Ode to the Old Barbers
BY KEVIN COVAL
there were three.
i went to the man in the middle
who knew the least english.
bulbous cheeks like cherry snow
cones. a laurel or hardy mustache.
Chicago had a polish radio station
low in the am, an all-day murmur.
the chatter of a different country
in a neighborhood of new comers
when Ukrainian Village was polish
& Mexican.
Black combs bathed in electric blue.
mirrors everywhere, an infinite endless
reflection. grey smocks & grey haired
barbers who brought their lunch to work;
brown bags with pickled beets, cabbage
stuffed with sausage & rice.
the blade, exacto knife precise, over
my ear, clip the lip meticulous, a geometric
concern. sculptors of chin, when i knew
no one else, they took me in. i told them
my bubbe was polish, cześć, we joked
we were cousins, though the mother
country rounded her kin into pogroms.
hands of oak & pipe tobacco, hold
a knife at my throat. the sharp
gallant scent of aftershave. baby
powder on my neck like a kolaczki.
they’d send me back into the world
anew, lines sharper than the viaducts.
feelin like a million bucks for twelve.
i’d tip three, every two weeks
until the sign
says closed
& the massage spa neon
glows.
The Gallerist
BY KEVIN COVAL
squats in a storefront long enough to open a coffee shop/gallery
called Yo Mama’s Cafe. he stretches the sun up in a doorway
on the avenue. the ancients wake & stroll past. he’s shirtless
in karate pants. lumberjack shirt, denim overalls & roller skates.
tremendous locks race down his back. he shaves his head
& wears snow goggles. in the summer he walks to the Arab
store for drum & rolling papers. there’s an espresso constantly
steaming at his elbow. a canary. he carries hardbound books
in a belt strapped to his bicycle. Foucault & Public Enemy. Fear
of a Black Planet un-ejectable from his walkman. he’s always
alone in thunderous headphones & has a hundred girls on his arm.

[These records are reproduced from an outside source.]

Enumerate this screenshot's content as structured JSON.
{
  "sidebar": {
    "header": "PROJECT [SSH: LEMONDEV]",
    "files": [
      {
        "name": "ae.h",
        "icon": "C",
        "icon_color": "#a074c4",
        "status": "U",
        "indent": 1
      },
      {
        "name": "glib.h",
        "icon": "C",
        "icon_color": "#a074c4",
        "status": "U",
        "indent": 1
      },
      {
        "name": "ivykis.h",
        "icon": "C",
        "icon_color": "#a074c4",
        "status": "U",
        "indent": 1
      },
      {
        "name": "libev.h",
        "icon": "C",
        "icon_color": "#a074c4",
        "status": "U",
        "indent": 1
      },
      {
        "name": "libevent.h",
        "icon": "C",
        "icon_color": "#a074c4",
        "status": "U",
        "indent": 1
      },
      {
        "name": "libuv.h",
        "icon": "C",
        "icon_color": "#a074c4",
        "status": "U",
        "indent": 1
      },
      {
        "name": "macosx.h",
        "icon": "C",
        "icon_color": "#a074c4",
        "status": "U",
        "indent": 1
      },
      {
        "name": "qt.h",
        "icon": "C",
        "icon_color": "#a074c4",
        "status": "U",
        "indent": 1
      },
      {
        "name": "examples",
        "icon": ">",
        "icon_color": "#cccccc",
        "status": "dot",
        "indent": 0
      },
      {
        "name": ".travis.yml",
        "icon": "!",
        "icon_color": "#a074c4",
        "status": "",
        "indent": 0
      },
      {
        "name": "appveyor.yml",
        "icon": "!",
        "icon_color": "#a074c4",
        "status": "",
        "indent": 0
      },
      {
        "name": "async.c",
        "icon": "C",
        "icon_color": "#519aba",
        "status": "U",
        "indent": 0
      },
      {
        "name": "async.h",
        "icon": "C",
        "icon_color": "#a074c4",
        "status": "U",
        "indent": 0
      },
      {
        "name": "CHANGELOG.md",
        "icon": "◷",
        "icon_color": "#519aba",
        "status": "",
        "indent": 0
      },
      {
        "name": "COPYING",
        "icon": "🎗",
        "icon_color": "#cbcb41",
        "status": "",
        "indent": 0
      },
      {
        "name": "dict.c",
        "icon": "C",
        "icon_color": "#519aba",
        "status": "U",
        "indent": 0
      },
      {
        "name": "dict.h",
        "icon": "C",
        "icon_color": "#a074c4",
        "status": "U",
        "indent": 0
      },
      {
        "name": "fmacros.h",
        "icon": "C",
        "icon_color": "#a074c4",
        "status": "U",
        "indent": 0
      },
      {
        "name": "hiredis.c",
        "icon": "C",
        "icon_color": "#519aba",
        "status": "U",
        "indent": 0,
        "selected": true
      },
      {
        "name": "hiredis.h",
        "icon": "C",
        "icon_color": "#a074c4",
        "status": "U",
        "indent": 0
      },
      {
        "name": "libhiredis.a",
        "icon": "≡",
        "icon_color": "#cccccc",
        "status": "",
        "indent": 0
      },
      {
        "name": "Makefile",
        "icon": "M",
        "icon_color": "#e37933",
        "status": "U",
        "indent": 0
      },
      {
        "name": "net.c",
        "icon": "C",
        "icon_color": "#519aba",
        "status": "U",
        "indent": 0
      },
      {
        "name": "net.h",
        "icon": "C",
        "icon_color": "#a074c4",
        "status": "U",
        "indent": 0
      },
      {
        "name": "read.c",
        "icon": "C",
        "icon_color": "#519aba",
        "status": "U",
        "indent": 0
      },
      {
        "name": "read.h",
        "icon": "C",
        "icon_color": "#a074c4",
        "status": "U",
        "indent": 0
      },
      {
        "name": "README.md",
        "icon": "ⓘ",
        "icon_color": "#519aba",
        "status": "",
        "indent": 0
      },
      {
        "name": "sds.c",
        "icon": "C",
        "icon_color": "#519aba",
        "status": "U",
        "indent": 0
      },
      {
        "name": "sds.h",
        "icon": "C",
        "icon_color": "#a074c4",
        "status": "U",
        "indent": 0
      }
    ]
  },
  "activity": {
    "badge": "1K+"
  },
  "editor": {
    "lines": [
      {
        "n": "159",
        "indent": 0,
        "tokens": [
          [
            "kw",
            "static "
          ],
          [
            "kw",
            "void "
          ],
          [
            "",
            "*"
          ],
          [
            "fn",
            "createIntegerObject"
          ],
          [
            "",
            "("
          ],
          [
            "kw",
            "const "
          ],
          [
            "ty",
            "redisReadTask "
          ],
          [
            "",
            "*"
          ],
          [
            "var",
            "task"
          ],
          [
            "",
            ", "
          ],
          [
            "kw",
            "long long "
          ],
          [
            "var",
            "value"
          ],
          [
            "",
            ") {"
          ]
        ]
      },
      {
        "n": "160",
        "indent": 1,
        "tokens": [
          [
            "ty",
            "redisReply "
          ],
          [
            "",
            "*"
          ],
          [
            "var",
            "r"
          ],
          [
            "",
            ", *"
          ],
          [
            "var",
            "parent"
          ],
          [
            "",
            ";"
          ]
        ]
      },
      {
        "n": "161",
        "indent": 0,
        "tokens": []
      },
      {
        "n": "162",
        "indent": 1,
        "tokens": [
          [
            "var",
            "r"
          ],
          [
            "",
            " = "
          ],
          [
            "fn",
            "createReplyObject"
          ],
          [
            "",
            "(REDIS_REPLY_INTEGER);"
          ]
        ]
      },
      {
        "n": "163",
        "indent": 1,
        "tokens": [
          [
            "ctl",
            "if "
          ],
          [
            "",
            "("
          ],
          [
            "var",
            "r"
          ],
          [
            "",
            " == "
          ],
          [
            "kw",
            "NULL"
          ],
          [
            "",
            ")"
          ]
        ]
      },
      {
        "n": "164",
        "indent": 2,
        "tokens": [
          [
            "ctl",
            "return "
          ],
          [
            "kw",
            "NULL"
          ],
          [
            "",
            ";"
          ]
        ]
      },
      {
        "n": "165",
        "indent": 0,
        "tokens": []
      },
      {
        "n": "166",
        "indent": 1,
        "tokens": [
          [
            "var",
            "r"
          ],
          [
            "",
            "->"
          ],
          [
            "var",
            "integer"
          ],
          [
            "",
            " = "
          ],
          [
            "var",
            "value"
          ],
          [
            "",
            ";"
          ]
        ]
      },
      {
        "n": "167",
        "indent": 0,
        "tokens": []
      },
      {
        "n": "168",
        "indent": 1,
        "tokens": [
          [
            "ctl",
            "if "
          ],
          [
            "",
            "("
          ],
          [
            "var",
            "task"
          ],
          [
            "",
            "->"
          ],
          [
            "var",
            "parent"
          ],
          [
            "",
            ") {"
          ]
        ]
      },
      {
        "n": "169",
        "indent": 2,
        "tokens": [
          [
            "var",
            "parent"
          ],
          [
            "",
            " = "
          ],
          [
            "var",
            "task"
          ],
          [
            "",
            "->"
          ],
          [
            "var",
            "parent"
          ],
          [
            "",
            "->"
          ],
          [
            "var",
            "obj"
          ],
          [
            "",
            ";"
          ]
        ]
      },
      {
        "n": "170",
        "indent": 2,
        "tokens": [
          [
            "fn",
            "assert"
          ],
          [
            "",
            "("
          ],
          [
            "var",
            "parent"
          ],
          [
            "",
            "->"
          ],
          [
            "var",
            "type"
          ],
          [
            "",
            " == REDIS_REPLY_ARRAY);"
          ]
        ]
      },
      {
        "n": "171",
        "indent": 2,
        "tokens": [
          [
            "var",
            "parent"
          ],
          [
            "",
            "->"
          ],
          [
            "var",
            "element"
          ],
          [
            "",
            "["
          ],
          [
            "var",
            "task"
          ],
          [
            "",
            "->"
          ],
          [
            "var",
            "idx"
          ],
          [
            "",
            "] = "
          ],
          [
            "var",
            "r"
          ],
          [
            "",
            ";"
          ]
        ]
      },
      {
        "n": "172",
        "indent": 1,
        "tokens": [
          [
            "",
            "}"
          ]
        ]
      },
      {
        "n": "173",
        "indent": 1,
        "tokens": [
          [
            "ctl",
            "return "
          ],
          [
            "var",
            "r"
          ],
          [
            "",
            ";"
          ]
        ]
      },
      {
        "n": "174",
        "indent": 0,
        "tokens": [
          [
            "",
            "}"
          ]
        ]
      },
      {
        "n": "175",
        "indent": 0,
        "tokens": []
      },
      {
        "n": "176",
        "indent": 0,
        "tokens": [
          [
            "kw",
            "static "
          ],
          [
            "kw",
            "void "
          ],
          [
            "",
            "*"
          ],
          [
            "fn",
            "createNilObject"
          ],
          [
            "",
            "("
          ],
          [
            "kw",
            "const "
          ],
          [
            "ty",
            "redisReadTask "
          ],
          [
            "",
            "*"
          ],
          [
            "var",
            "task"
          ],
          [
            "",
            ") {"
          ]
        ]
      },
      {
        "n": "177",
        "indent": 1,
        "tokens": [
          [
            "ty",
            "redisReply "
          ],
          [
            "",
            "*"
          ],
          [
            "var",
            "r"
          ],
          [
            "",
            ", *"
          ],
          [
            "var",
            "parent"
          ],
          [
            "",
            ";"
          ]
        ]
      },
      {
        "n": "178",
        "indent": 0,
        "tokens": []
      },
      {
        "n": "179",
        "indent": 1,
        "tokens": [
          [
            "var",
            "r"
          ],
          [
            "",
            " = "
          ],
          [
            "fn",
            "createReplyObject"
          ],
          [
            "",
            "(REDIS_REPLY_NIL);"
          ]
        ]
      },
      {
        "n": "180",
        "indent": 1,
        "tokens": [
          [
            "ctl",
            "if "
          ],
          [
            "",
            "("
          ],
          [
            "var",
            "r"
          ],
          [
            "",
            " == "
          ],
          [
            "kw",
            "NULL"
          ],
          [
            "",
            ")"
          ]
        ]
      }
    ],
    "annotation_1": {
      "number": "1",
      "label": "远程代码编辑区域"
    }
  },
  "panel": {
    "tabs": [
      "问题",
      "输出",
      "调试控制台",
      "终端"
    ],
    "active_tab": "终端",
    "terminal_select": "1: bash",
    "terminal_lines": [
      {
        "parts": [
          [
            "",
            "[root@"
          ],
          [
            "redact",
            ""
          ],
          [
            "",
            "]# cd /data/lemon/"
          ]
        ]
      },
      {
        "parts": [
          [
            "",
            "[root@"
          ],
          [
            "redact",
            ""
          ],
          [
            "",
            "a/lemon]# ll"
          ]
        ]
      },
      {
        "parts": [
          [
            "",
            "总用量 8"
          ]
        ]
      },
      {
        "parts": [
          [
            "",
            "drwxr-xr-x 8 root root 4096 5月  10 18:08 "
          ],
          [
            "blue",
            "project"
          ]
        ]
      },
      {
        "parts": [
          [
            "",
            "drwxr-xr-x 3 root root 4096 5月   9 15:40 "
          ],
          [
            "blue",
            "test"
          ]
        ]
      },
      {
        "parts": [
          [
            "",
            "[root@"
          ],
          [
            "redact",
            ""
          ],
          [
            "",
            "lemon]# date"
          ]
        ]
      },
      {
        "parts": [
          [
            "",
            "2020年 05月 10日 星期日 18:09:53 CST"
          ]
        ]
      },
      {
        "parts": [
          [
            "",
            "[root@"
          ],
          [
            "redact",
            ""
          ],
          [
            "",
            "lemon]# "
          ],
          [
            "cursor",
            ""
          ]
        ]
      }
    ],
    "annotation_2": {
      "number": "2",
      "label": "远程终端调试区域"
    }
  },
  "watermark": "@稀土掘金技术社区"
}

his bed lays in the middle of a furniture-less future. he stirs a pot
of gumbo beneath the blue line & sells paintings he found in the alley
embellished with crowns. he’s avenue royalty in a gas station onesie
chuck taylors jackson pollacked & laceless. he’s 36 & a visionary.
he’s 49 & a screwball. he’s from the south. he is from the south
side. he’s skateboarding down the ave in adidas joggers & a gas mask
three stripes & apocalypse, going nowhere in particular.
The Oil & Incense Man
BY KEVIN COVAL
you could smell from three blocks away.
forest of sticks lit & burning. a smoke stack
under-arm portable salesman able to skate
if the cops come. rambo ammo holsters
holding sweet roll-on bottles X-ed
across his chest: amber, frankincense & myrrh.
the wise man who woulda brought gifts to baby Jesus
& brings holy odors to Jesus’s mother off 26th St.
feng shui for the hood. kufi-ed & righteously perfumed.
Malcolm’s paperback in one pocket. an accountant’s ledger
in the other. a beautiful light blue button up
beneath a khaki trench coat. slangin scents
so the public stays fresh in all seasons.
permitless & perpetually illegal. ancient
off a red line near you. a mobile economy
out the corner store. pink wands wafting
from a card table, vials splayed in a park
to anoint the neck. a bouquet of jasmine
nag champa knapsack, a moveable feast
of sandalwood. burnt offerings, hustler
of culture, permitless & perpetually illegal.